きっと、君を離さない
「いやいや、俺は春香ちゃんを待ってたんだって」
「だからなんですか?というか、あなた彼女いるんですよね?いいんですか?こんなところで私を構ってて」
「・・・聞いたんだ」
「なに、聞いてなかったらなんだって言うんですか?あわよくばとか考えてたんですか?それこそ最低ですね」
結局、一緒なんじゃない。
彼女がいるのに私なんか構って。
私なんかにこだわる理由なんてどこにもない。
「あわよくばとか、そんなこと考えてないよ。そんなことで俺は春香ちゃんと話したいんじゃない」
「そんな言葉、信じられると思いますか?」
「信じてもらわないと、困る」
「私は困りません」
それに私はあなたと話したいことなんてない。
「わかりました。

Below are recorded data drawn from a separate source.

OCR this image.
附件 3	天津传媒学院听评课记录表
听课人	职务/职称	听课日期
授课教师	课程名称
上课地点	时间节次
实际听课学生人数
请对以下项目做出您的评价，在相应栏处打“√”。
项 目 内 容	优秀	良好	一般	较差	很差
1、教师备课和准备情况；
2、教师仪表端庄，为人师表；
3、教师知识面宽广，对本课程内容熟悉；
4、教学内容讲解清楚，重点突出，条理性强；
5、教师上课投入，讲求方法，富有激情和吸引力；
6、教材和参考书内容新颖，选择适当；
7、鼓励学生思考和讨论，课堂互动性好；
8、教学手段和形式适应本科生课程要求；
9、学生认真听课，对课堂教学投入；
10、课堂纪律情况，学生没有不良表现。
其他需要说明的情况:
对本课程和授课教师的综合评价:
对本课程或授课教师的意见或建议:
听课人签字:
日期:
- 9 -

じゃあ、同情してるんですね。可哀想な私に」
「え?」
「そこらの男に愛を求める寂しい女ですから。あなたには、そう見えてるんでしょうから?そんな私を助けて優越感に浸りたいんですか」
「違うって、なんでそうなるんだよ!」
嫌なの。
あなたに関わって、今までのなにもかもが崩れていくのが。
あの日、すべてを失って傷つかないように築き上げてきたものを簡単に壊されそうで。